Marion sighed. 'I think London is very wonderful, Aunt Constance. May we not go to the Tower now?'

'Another time, my child, another time.'

As the days went by, several of these excursions took place, sometimes Colonel Sampson and sometimes Simone occupying the spare seat in the coach. Slowly Marion was drawn into the circle of her new life. She no longer felt, as in the first few days of her visit, that the present was a dream, a pageant passing her by; the present became very actively real, and her life on the Cornish hillside grew more and more remote.

CHAPTER VIII

HAUNTED COVE

For three days a thick sea fog had overhung the coast, and the village and harbour of Garth had been swathed from all sight in its grey folds.

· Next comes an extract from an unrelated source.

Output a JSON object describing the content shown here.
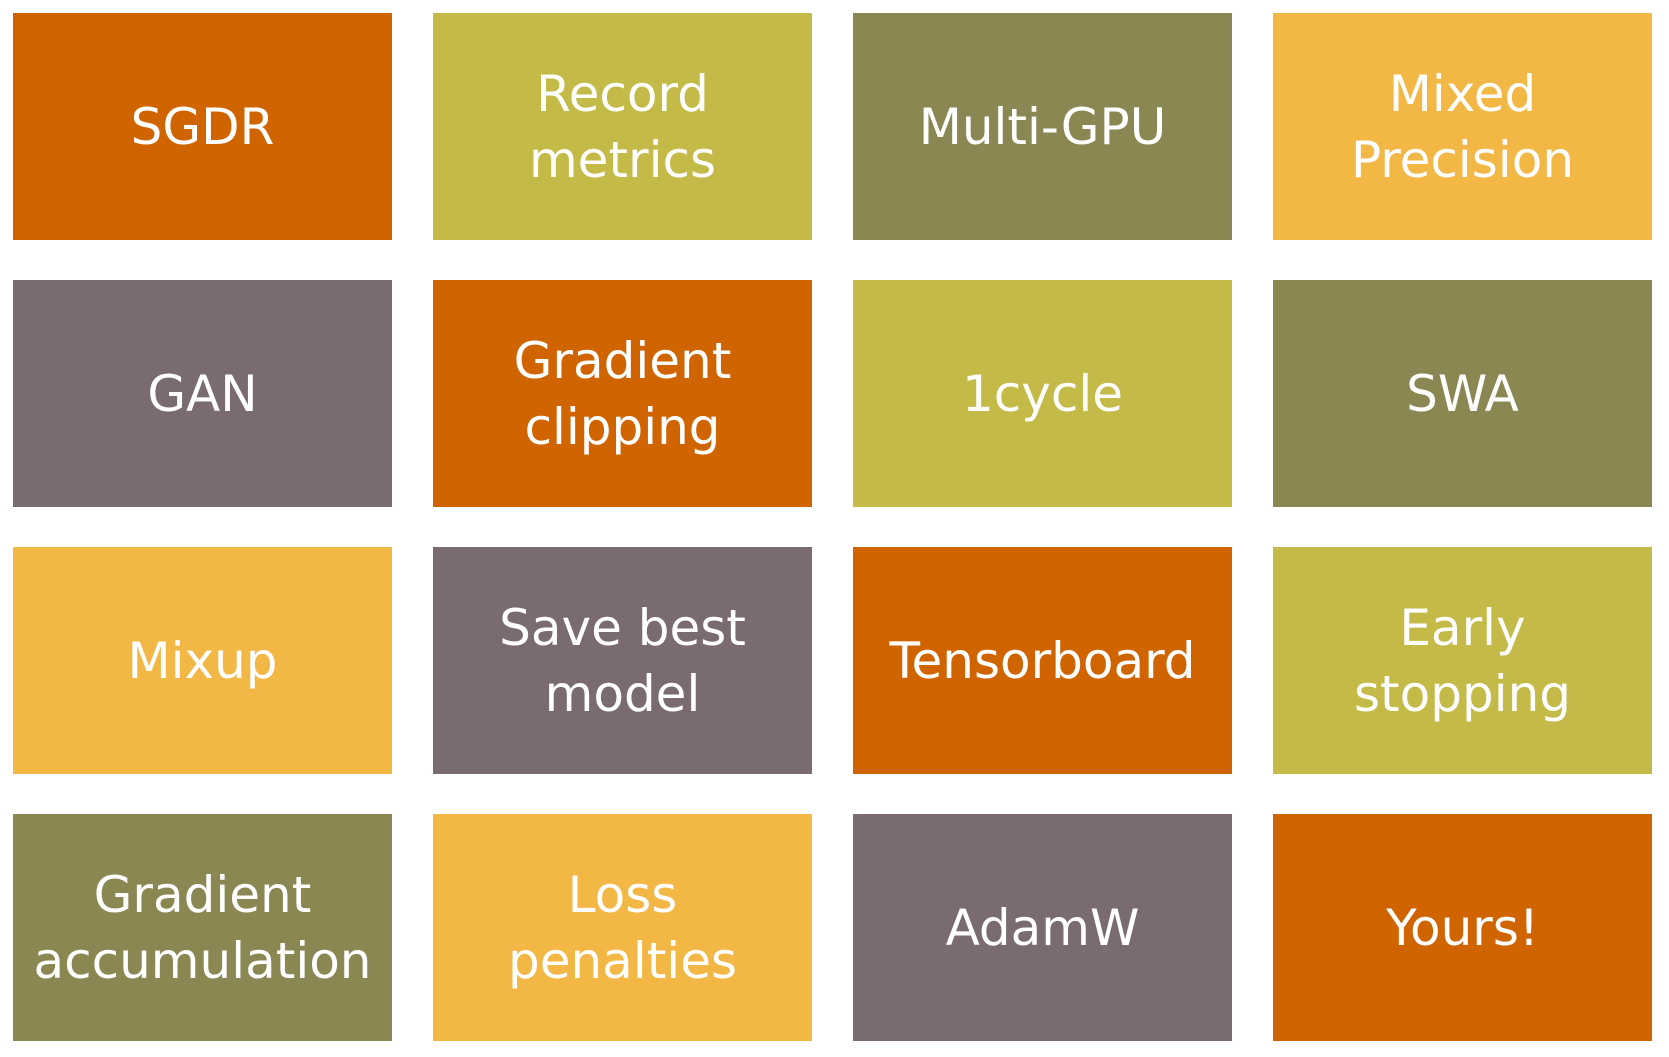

It happened that on the afternoon of the third day Charity Borlase set out from her mother's cottage and made her way towards the harbour. Ever since her sweetheart Poole had been carried off to Bodmin gaol again, Charity had found her daily life very difficult to bear. There were plenty of other fisher lads minded to console her, their offers backed by her mother's patronage; but Charity was not a person who could easily change her affections. She kept as much as possible out of sight of the quay with its chaffing, gossiping groups. But there were times when indoor life seemed to be unbearable, and on those occasions she would take her restless unhappiness for company, and seeking the edge of the sea try to find the comfort there that was denied her in her home.

Although the mist was thick, Charity was seaman enough to know that it would soon be lifting, and taking her cloak she went quietly down towards the village. Then, acting on an idle fancy, she turned to her brother's boat that was moored close to the cottage, and began to row herself across the water to Polrennan, the little group of cottages that faced the more important village of Garth.

As she sculled the boat across, bearing upstream a little against the eddying tide, the fisher girl's eyes wandered up the estuary. In the mist she fancied she saw farther up the narrowing creek, on the Polrennanside, a slight figure wrapped in a hood and cloak, walking rapidly towards the river mouth. Standing in the stern, working her oar easily, Charity peered through the mist which was already rising and falling a little in the slight easterly breeze. Again came the glimpse of the shrouded figure, more easily seen this time, and the watcher nodded grimly as she recognised the trotting gait. She made a swift calculation; realised that if she drove her boat in straight to the shore she would run into the arms, so to speak, of the lonely walker. Charity quietly slipped down to the thwart, took a second oar, and noiselessly rowed upstream. She preferred to land higher up and be at liberty to watch unseen. That so far she herself was unseen she was fairly confident. Only some one as far-sighted as a sailor and, moreover, bred to the half-lights of the sea mists, could have descried her little boat from the farther bank.

As Charity rowed on, her face wore a scornful expression that gave way to a firm intentness of purpose. Although more educated than many of her class, curiosity and superstition had a large place in her mind. But more than curiosity impelled Charity to the course she now took. No one could live in Garth and not know the stories that ran to and fro concerning 'Mademoiselle,' who was disliked partly for her nationality and partly for herself. Charity, loyal and devoted to the Admiral and to her beloved Mistress Marion, and a degree or two removed from her kind, was perhaps the only woman in the village who had refused to share the gossip of the quay. But since the hurried departure of Victoire, for whom the fisher girl had a kind of superstitious dislike, even Charity had thought a good deal of the inmates of the house over the brow of the hill.